Yangon (ANTARA News) - Kepala Kemanusiaan Perserikatan Bangsa Bangsa (PBB) telah menyerukan Myanmar untuk berhenti menghalangi bantuan kepada ribuan orang terlantar akibat konflik dengan pemberontak etnis di utara, yang mengundang keprihatinan.

PBB dicegah untuk menjamah setengah lebih dari 75 ribu orang, yang terpaksa meninggalkan rumah mereka akibat pertempuran antara tentara dan gerilyawan minoritas Kachin, kata Valerie Amos dalam pernyataan yang dikirim semalam, setelah kunjungan ke daerah, Kamis.

"PBB belum diizinkan untuk memberikan bantuan yang sangat dibutuhkan untuk 39 ribu orang di daerah-daerah di luar kendali pemerintah sejak Juli 2012," kata Wakil Sekretaris Jenderal untuk Koordinasi Urusan Kemanusiaan dan Bantuan Darurat.

Ia mengatakan bahwa mitra lokal menyediakan makanan dan bantuan lainnya, namun mereka kehabisan persediaan, sementara musim dingin selama berbulan-bulan membuat pasokan sangat penting.

Pertempuran sengit berkecamuk di Kachin Myanmar sejak 17 tahun Gencatan Senjata antara militer dan Kachin Independence Army (KIA) hancur pada Juni 2011.

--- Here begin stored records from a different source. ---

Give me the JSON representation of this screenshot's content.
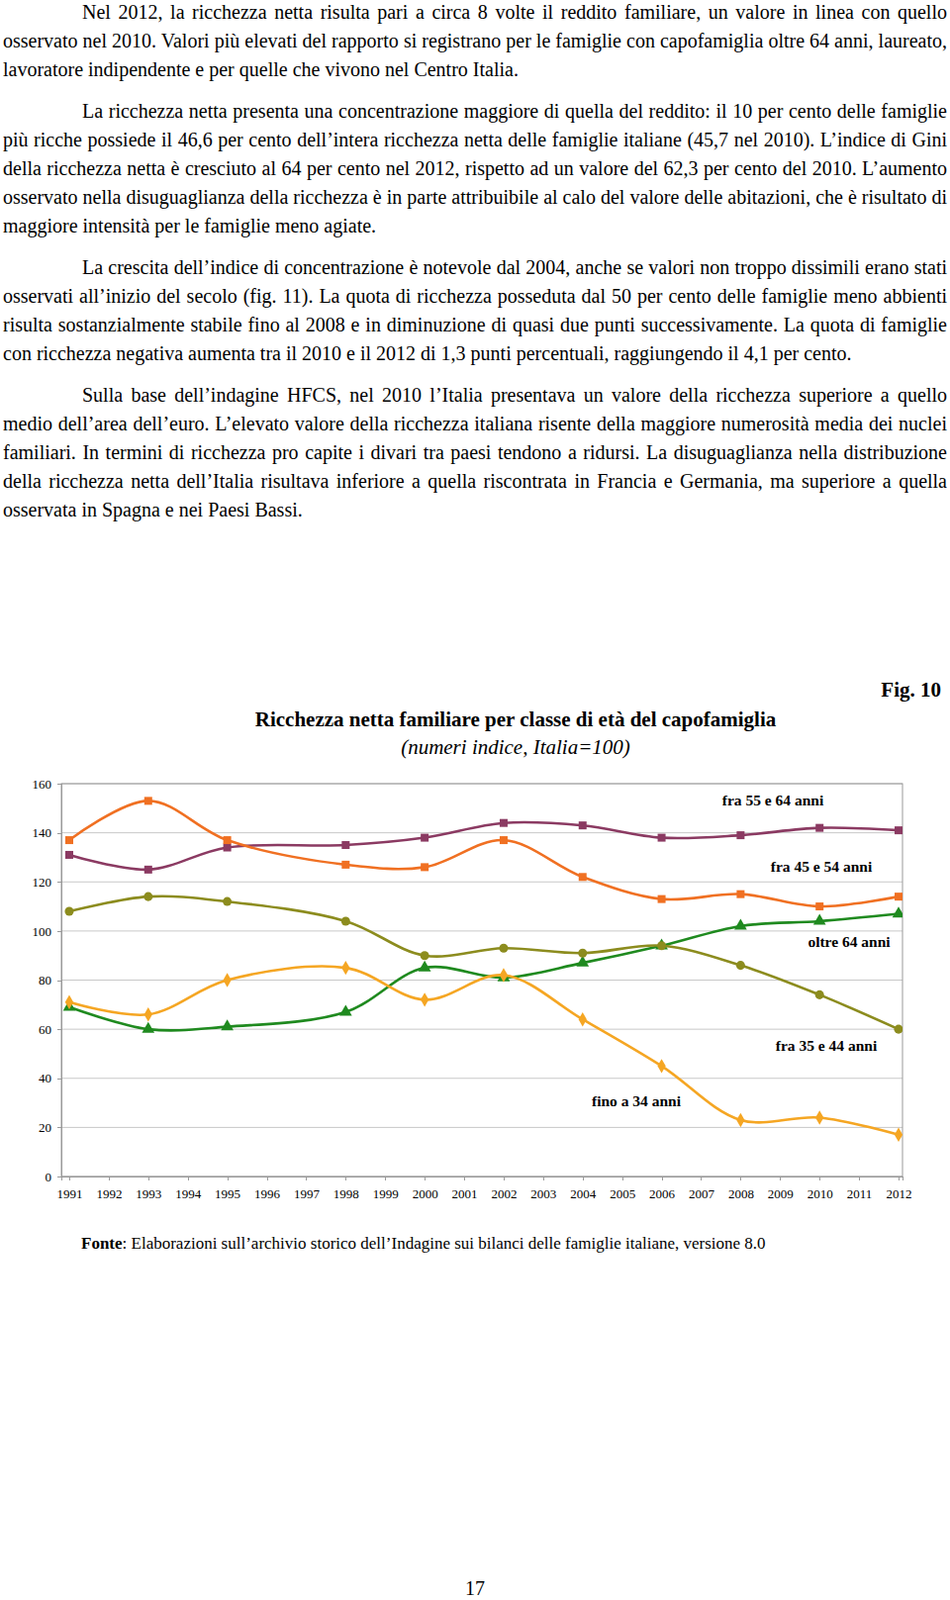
{
  "paragraphs": [
    "Nel 2012, la ricchezza netta risulta pari a circa 8 volte il reddito familiare, un valore in linea con quello osservato nel 2010. Valori più elevati del rapporto si registrano per le famiglie con capofamiglia oltre 64 anni, laureato, lavoratore indipendente e per quelle che vivono nel Centro Italia.",
    "La ricchezza netta presenta una concentrazione maggiore di quella del reddito: il 10 per cento delle famiglie più ricche possiede il 46,6 per cento dell’intera ricchezza netta delle famiglie italiane (45,7 nel 2010). L’indice di Gini della ricchezza netta è cresciuto al 64 per cento nel 2012, rispetto ad un valore del 62,3 per cento del 2010. L’aumento osservato nella disuguaglianza della ricchezza è in parte attribuibile al calo del valore delle abitazioni, che è risultato di maggiore intensità per le famiglie meno agiate.",
    "La crescita dell’indice di concentrazione è notevole dal 2004, anche se valori non troppo dissimili erano stati osservati all’inizio del secolo (fig. 11). La quota di ricchezza posseduta dal 50 per cento delle famiglie meno abbienti risulta sostanzialmente stabile fino al 2008 e in diminuzione di quasi due punti successivamente. La quota di famiglie con ricchezza negativa aumenta tra il 2010 e il 2012 di 1,3 punti percentuali, raggiungendo il 4,1 per cento.",
    "Sulla base dell’indagine HFCS, nel 2010 l’Italia presentava un valore della ricchezza superiore a quello medio dell’area dell’euro. L’elevato valore della ricchezza italiana risente della maggiore numerosità media dei nuclei familiari. In termini di ricchezza pro capite i divari tra paesi tendono a ridursi. La disuguaglianza nella distribuzione della ricchezza netta dell’Italia risultava inferiore a quella riscontrata in Francia e Germania, ma superiore a quella osservata in Spagna e nei Paesi Bassi."
  ],
  "figure_label": "Fig. 10",
  "chart_data": {
    "type": "line",
    "title": "Ricchezza netta familiare per classe di età del capofamiglia",
    "subtitle": "(numeri indice, Italia=100)",
    "x": [
      1991,
      1993,
      1995,
      1998,
      2000,
      2002,
      2004,
      2006,
      2008,
      2010,
      2012
    ],
    "xlim": [
      1990.8,
      2012.1
    ],
    "xticks": [
      1991,
      1992,
      1993,
      1994,
      1995,
      1996,
      1997,
      1998,
      1999,
      2000,
      2001,
      2002,
      2003,
      2004,
      2005,
      2006,
      2007,
      2008,
      2009,
      2010,
      2011,
      2012
    ],
    "ylim": [
      0,
      160
    ],
    "yticks": [
      0,
      20,
      40,
      60,
      80,
      100,
      120,
      140,
      160
    ],
    "grid": true,
    "series": [
      {
        "name": "fra 55 e 64 anni",
        "color": "#8b3a62",
        "marker": "square",
        "values": [
          131,
          125,
          134,
          135,
          138,
          144,
          143,
          138,
          139,
          142,
          141
        ]
      },
      {
        "name": "fra 45 e 54 anni",
        "color": "#f07022",
        "marker": "square",
        "values": [
          137,
          153,
          137,
          127,
          126,
          137,
          122,
          113,
          115,
          110,
          114
        ]
      },
      {
        "name": "oltre 64 anni",
        "color": "#1f8a1f",
        "marker": "triangle",
        "values": [
          69,
          60,
          61,
          67,
          85,
          81,
          87,
          94,
          102,
          104,
          107
        ]
      },
      {
        "name": "fra 35 e 44 anni",
        "color": "#8c8c1e",
        "marker": "circle",
        "values": [
          108,
          114,
          112,
          104,
          90,
          93,
          91,
          94,
          86,
          74,
          60
        ]
      },
      {
        "name": "fino a 34 anni",
        "color": "#f5a623",
        "marker": "diamond",
        "values": [
          71,
          66,
          80,
          85,
          72,
          82,
          64,
          45,
          23,
          24,
          17
        ]
      }
    ]
  },
  "source": {
    "label": "Fonte",
    "text": ": Elaborazioni sull’archivio storico dell’Indagine sui bilanci delle famiglie italiane, versione 8.0"
  },
  "page_number": "17"
}
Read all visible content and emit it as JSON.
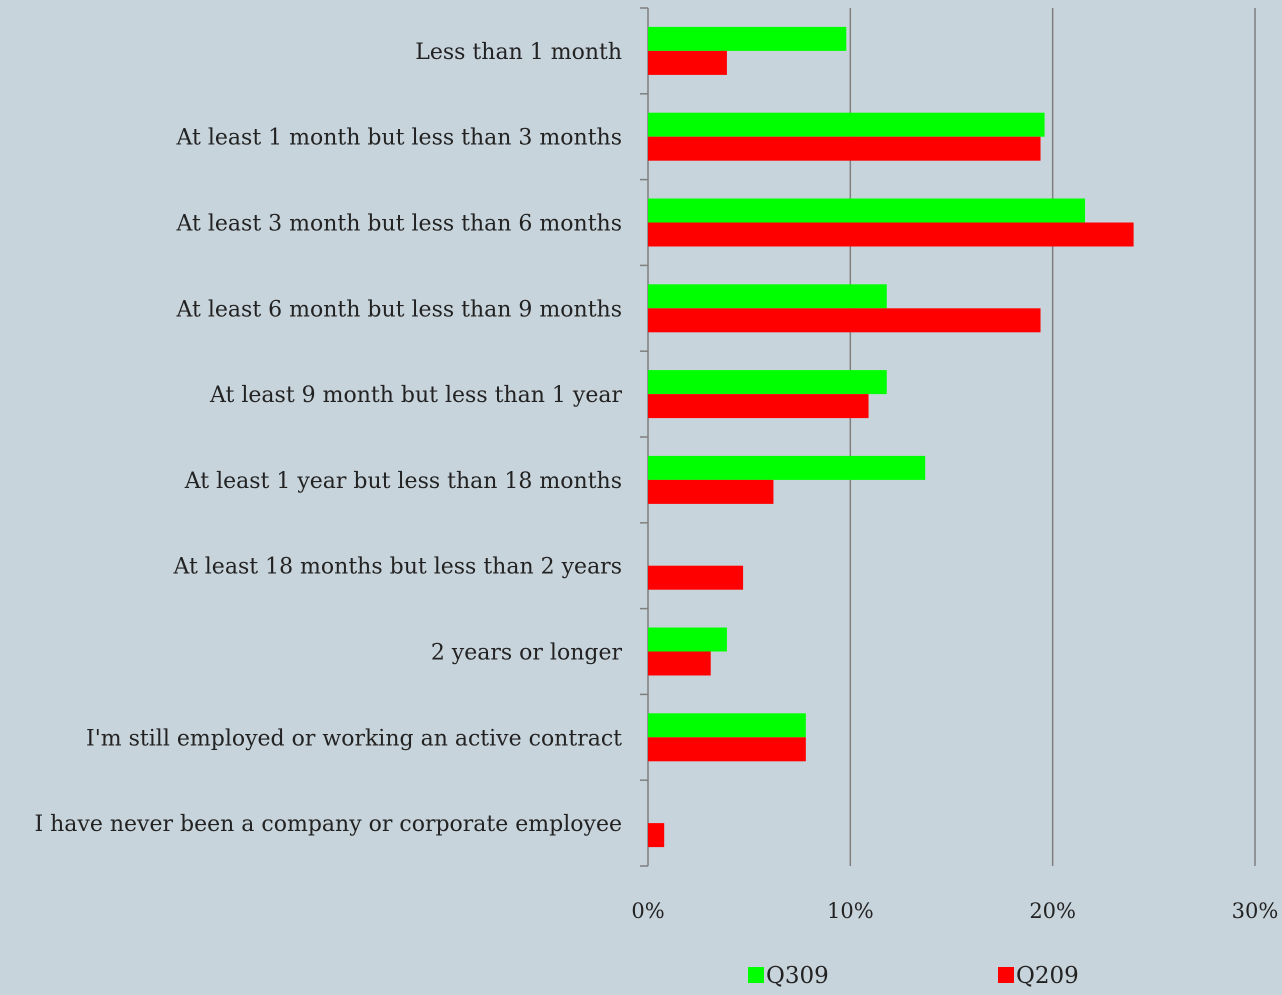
{
  "chart_data": {
    "type": "bar",
    "orientation": "horizontal",
    "categories": [
      "Less than 1 month",
      "At least 1 month but less than 3 months",
      "At least 3 month but less than 6 months",
      "At least 6 month but less than 9 months",
      "At least 9 month but less than 1 year",
      "At least 1 year but less than 18 months",
      "At least 18 months but less than 2 years",
      "2 years or longer",
      "I'm still employed or working an active contract",
      "I have never been a company or corporate employee"
    ],
    "series": [
      {
        "name": "Q309",
        "color": "#00ff00",
        "values": [
          9.8,
          19.6,
          21.6,
          11.8,
          11.8,
          13.7,
          0,
          3.9,
          7.8,
          0
        ]
      },
      {
        "name": "Q209",
        "color": "#ff0000",
        "values": [
          3.9,
          19.4,
          24.0,
          19.4,
          10.9,
          6.2,
          4.7,
          3.1,
          7.8,
          0.8
        ]
      }
    ],
    "xlim": [
      0,
      30
    ],
    "x_ticks": [
      "0%",
      "10%",
      "20%",
      "30%"
    ],
    "x_tick_values": [
      0,
      10,
      20,
      30
    ],
    "grid": "vertical",
    "legend_position": "bottom"
  }
}
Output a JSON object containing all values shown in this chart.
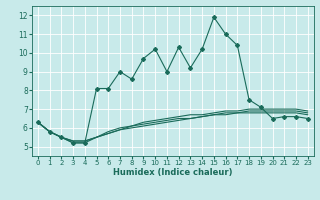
{
  "title": "",
  "xlabel": "Humidex (Indice chaleur)",
  "ylabel": "",
  "background_color": "#c8eaea",
  "grid_color": "#ffffff",
  "line_color": "#1a6b5a",
  "xlim": [
    -0.5,
    23.5
  ],
  "ylim": [
    4.5,
    12.5
  ],
  "xticks": [
    0,
    1,
    2,
    3,
    4,
    5,
    6,
    7,
    8,
    9,
    10,
    11,
    12,
    13,
    14,
    15,
    16,
    17,
    18,
    19,
    20,
    21,
    22,
    23
  ],
  "yticks": [
    5,
    6,
    7,
    8,
    9,
    10,
    11,
    12
  ],
  "main_x": [
    0,
    1,
    2,
    3,
    4,
    5,
    6,
    7,
    8,
    9,
    10,
    11,
    12,
    13,
    14,
    15,
    16,
    17,
    18,
    19,
    20,
    21,
    22,
    23
  ],
  "main_y": [
    6.3,
    5.8,
    5.5,
    5.2,
    5.2,
    8.1,
    8.1,
    9.0,
    8.6,
    9.7,
    10.2,
    9.0,
    10.3,
    9.2,
    10.2,
    11.9,
    11.0,
    10.4,
    7.5,
    7.1,
    6.5,
    6.6,
    6.6,
    6.5
  ],
  "line2_x": [
    0,
    1,
    2,
    3,
    4,
    5,
    6,
    7,
    8,
    9,
    10,
    11,
    12,
    13,
    14,
    15,
    16,
    17,
    18,
    19,
    20,
    21,
    22,
    23
  ],
  "line2_y": [
    6.3,
    5.8,
    5.5,
    5.2,
    5.2,
    5.5,
    5.7,
    5.9,
    6.0,
    6.1,
    6.2,
    6.3,
    6.4,
    6.5,
    6.6,
    6.7,
    6.7,
    6.8,
    6.8,
    6.8,
    6.8,
    6.8,
    6.8,
    6.7
  ],
  "line3_x": [
    0,
    1,
    2,
    3,
    4,
    5,
    6,
    7,
    8,
    9,
    10,
    11,
    12,
    13,
    14,
    15,
    16,
    17,
    18,
    19,
    20,
    21,
    22,
    23
  ],
  "line3_y": [
    6.3,
    5.8,
    5.5,
    5.3,
    5.3,
    5.5,
    5.7,
    5.9,
    6.1,
    6.2,
    6.3,
    6.4,
    6.5,
    6.5,
    6.6,
    6.7,
    6.8,
    6.8,
    6.9,
    6.9,
    6.9,
    6.9,
    6.9,
    6.8
  ],
  "line4_x": [
    0,
    1,
    2,
    3,
    4,
    5,
    6,
    7,
    8,
    9,
    10,
    11,
    12,
    13,
    14,
    15,
    16,
    17,
    18,
    19,
    20,
    21,
    22,
    23
  ],
  "line4_y": [
    6.3,
    5.8,
    5.5,
    5.3,
    5.3,
    5.5,
    5.8,
    6.0,
    6.1,
    6.3,
    6.4,
    6.5,
    6.6,
    6.7,
    6.7,
    6.8,
    6.9,
    6.9,
    7.0,
    7.0,
    7.0,
    7.0,
    7.0,
    6.9
  ],
  "marker": "D",
  "markersize": 2.0,
  "linewidth": 0.8,
  "tick_fontsize": 5.0,
  "xlabel_fontsize": 6.0
}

"Pemerintah telah menghentikan akses karena tidak dapat menjamin keamanan kami, sehingga belum memberikan kami izin untuk datang ke daerah pemberontak," kata seorang juru bicara PBB untuk Koordinasi Urusan Kemanusiaan (OCHA).

Utusan PBB bertemu dengan Presiden Thein Sein, yang mengawasi reformasi sejak mengambil berkuasa di pucuk pimpinan pemerintahan kuasi sipil tahun lalu, dan menimbulkan kekhawatiran atas kurangnya akses pemerintah dan kamp-kamp yang mengontrol pemberontakan di Kachin.

Myanmar, yang tersiksa karena perang sipil di daerah-daerah etnis sejak kemerdekaan 1948, telah menandatangani kesepakatan gencatan senjata sementara dengan sejumlah kelompok bersenjata utama. Tapi, kesepakatan dengan pemberontak Kachin tetap sulit dipahami, dengan ketidakpercayaan yang mendalam antara kedua belah pihak.

Pertempuran berlanjut di wilayah tersebut, bersama dengan meletusnya kekerasan komunal antara Budha dan Muslim di negara bagian barat Rakhine, dipandang sebagai suatu kunci batu sandungan pada jalur reformasi Myanmar.

Amos, yang telah mengunjungi kedua daerah selama empat hari perjalanan ke Myanmar, telah menggambarkan kondisi di kamp-kamp Muslim Rohingya yang bermukim di Rakhine dengan keadaan yang mengerikan dan menyatakan keprihatinan atas nasib beberapa orang pengungsi negara tersebut.